One of the leading NoSQL databases has reached the coveted 1.0 release. Apache announced Cassandra 1.0 today, just two years after entering the Apache Incubator. Originally developed at Facebook,Cassandra has come a long way in a short time.
What's new in this release? Cassandra has better performance, better disk space management and data compression on a per-ColumnFamily basis, among other things.
Cassandra also adds a Windows service in this release, so users can set it up as a managed service rather than running it from a bat
file.
I spoke briefly today to Jonathan Ellis, vice president of Apache Cassandra and CTO of DataStax on the 1.0 release, and what's after the 1.0 release. Ellis says that they did a poll of Cassandra users two years ago to see what they'd want in Cassandra. That produced a wishlist of features that the developers "kept in the back of their minds." Ellis says that, with 1.0, "we looked at that, and we got all of those done.
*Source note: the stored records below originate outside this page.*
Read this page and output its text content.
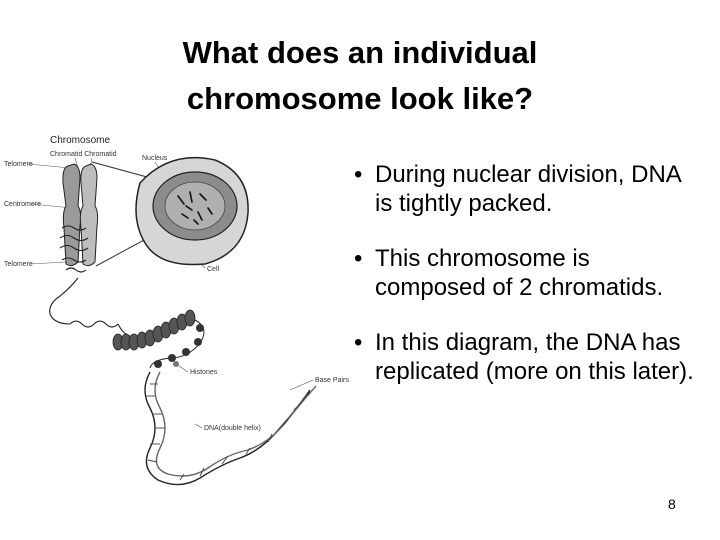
What does an individual
chromosome look like?
Chromosome
Chromatid Chromatid
Nucleus
Telomere
Centromere
Telomere
Cell
Histones
Base Pairs
DNA(double helix)
• During nuclear division, DNA is tightly packed.
• This chromosome is composed of 2 chromatids.
• In this diagram, the DNA has replicated (more on this later).
8
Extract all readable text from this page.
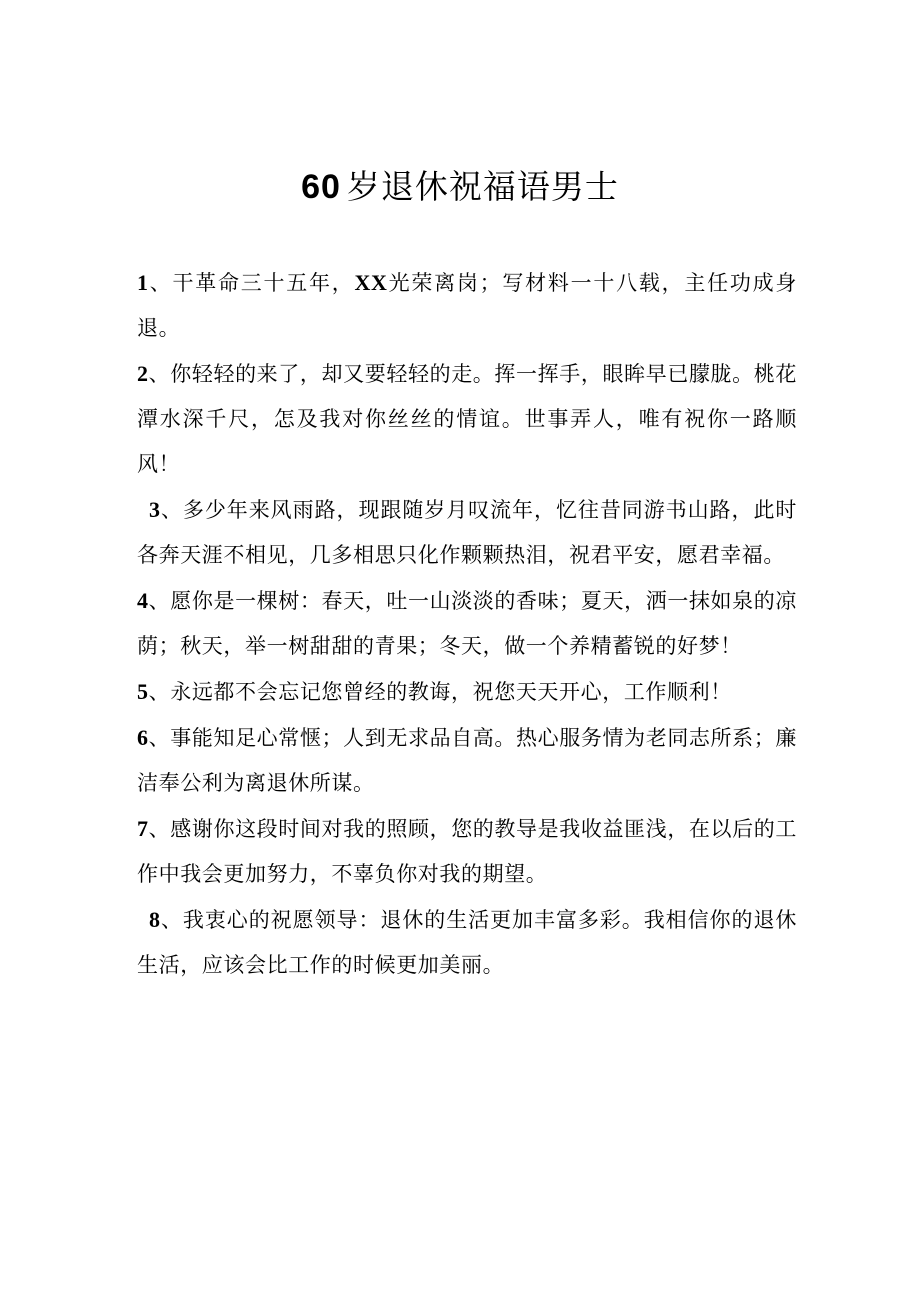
60 岁退休祝福语男士

1、干革命三十五年，XX光荣离岗；写材料一十八载，主任功成身退。

2、你轻轻的来了，却又要轻轻的走。挥一挥手，眼眸早已朦胧。桃花潭水深千尺，怎及我对你丝丝的情谊。世事弄人，唯有祝你一路顺风！

3、多少年来风雨路，现跟随岁月叹流年，忆往昔同游书山路，此时各奔天涯不相见，几多相思只化作颗颗热泪，祝君平安，愿君幸福。

4、愿你是一棵树：春天，吐一山淡淡的香味；夏天，洒一抹如泉的凉荫；秋天，举一树甜甜的青果；冬天，做一个养精蓄锐的好梦！

5、永远都不会忘记您曾经的教诲，祝您天天开心，工作顺利！

6、事能知足心常惬；人到无求品自高。热心服务情为老同志所系；廉洁奉公利为离退休所谋。

7、感谢你这段时间对我的照顾，您的教导是我收益匪浅，在以后的工作中我会更加努力，不辜负你对我的期望。

8、我衷心的祝愿领导：退休的生活更加丰富多彩。我相信你的退休生活，应该会比工作的时候更加美丽。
Not all in 1.0 specifically, but in the two years since the survey, we've nailed all of those."
We, in this case, is not just DataStax. Ellis says that DataStax employs "the majority" of people who work on Cassandra, but that it's a "long tail" project with lots of contributors. Ellis also says that Twitter and Netflix are major contributors, as well as Rackspace "historically." Then he says there's a long list of users who contribute minor patches to fix issues that affect them directly, but aren't involved in core contribution.
On Oracle
Cassandra may be young, but it's got the industry's attention. According to Apache's release, it's in production use by Twitter, Netflix, Urban Airship, Constant Contact and Google. It's being used for barcode scanning and geospatial databases. The largest known production cluster exceeds 300 terabytes. It is, in short, a project that has commercial potential. Naturally, that's attracted the big guns in the database industry.
Say what you will about Oracle (I do), but the company certainly has the muscle to make an impact when it decides it wants to get involved with a technology. That's doubly true when it comes to the database market. So how's Ellis feeling about Oracle's decision to get into the noSQL game?
First, Ellis says that Oracle's entry actually helps validate the noSQL market. "Living in the echo chamber the way we do on the cutting edge of technology, it's easy to lose sight of how new this is for a majority of companies out there. This is hugely validating for us."
Validation of a business market isn't of much consolation if you're getting squeezed out, though. But Ellis says he's not worried about Oracle. "Time and again, big companies have proved it's really difficult for them to come out with a new product in a timely fashion."
It's also hard to judge right now exactly what Oracle's offering. Ellis says the company has put out very little technical detail. But from what he's seen, Ellis says that Oracle's offering is more like Cassandra than competing noSQL databases like MongoDB. "So I think they're on the right track."
Next with Cassandra
Ellis says that he's just starting to think about the post-1.0 world for Cassandra. Two features do come to mind, though, that missed the boat for 1.0 and that were on a lot of wishlists. The first is triggers.
Database triggers let you define rules in the database, such as updating table X when table Y is updated. Ellis says that triggers will be necessary for Cassandra as it grows in popularity. "As more tools use it, that's something more users are going to be asking for."
Another feature that Ellis sees making its way into Cassandra is entity groups. Ellis says that this is for data that shares a primary key. For example, if you're storing email in Cassandra you can ensure that attachments and the body of an email are not saved independently. (This would be bad, for instance, if you saved a draft email with an updated body but an old version of an attachment.)
Currently, Cassandra is on a four-month release cycle. At some point, Ellis says that it might make sense to move to a six-month cycle as it matures. But for now, expect the next release of Cassandra in early 2012.